The distance between a brilliant game concept and a live listing on the App Store is often measured in hundreds of hours of tedious configuration. For indie developers using Flutter and the Flame engine, the coding phase is frequently the most enjoyable part, while the subsequent gauntlet of asset generation, CI/CD pipeline setup, and the dreaded App Store review process becomes a significant barrier to entry. This last-mile friction often results in promising prototypes that never leave the local environment.
The Automation Harness for Flutter Games
Show GN emerges as a specialized Claude Code plugin designed to collapse this entire lifecycle into a standardized automation harness. Rather than acting as a simple autocomplete tool, Show GN orchestrates the full trajectory of game production: moving from initial ideation and planning to development, quality assurance, and final store submission. By leveraging the capabilities of Claude Code, the tool transforms the development process into a regulated workflow where the AI manages the heavy lifting of project scaffolding and deployment.

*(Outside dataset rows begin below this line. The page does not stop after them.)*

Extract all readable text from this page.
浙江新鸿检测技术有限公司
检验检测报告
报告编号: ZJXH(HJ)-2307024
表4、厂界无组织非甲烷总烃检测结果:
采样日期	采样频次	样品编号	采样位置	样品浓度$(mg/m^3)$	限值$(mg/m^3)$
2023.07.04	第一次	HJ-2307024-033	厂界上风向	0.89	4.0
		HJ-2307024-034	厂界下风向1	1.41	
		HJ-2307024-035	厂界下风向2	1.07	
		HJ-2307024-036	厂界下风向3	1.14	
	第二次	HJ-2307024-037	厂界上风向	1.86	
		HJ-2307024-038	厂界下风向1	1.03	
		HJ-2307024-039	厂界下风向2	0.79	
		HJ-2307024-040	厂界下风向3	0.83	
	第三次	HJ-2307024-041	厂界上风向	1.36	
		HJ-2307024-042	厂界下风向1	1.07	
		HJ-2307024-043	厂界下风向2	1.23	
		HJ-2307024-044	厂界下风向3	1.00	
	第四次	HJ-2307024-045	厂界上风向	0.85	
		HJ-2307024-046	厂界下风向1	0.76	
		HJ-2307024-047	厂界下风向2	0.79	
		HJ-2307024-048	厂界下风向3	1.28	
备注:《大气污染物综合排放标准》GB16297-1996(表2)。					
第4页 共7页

Technical implementation focuses on the Flutter framework and the Flame 2D game engine. The tool is capable of generating Product Requirement Documents (PRD) and user interfaces in both English and Korean, ensuring that the conceptual phase is documented before a single line of code is written. One of the most distinct technical choices in Show GN is its approach to assets. The tool generates visuals and audio using code alone, removing the dependency on external image or sound files that typically complicate the early stages of development. Furthermore, it automates the creation of mandatory store assets, including app icons and splash screens, while simultaneously configuring the Continuous Integration (CI) environment required for modern deployment.
From Code Generation to Lifecycle Management
While many AI coding assistants focus on generating isolated snippets of logic, Show GN introduces a critical shift toward closed-loop evaluation. The tool does not simply output code and hope for the best; it implements a loop where an evaluator actually runs the game to determine if the implementation meets the requirements. This transition from a linear output to a feedback-driven cycle allows the AI to self-correct and refine the game mechanics based on actual execution results rather than probabilistic guessing.
Beyond the loop, Show GN integrates hard-won institutional knowledge from the trenches of mobile publishing. The plugin incorporates specific fixes derived from the experience of launching seven different games. This includes the implementation of audio pooling to prevent memory leaks and performance stutters, as well as strategies to avoid common App Tracking Transparency (ATT) rejections from Apple. By embedding these real-world edge cases into the automation logic, Show GN solves problems that typically only surface during the final submission phase, effectively moving the resolution of these bugs to the beginning of the development cycle.
This approach changes the role of the developer from a manual coder to a high-level director. The tension is no longer about whether the code will compile or if the store will reject the build due to a missing splash screen, but rather about the quality of the initial prompt and the refinement of the game's core loop.
The barrier between a prompt and a published app has never been thinner.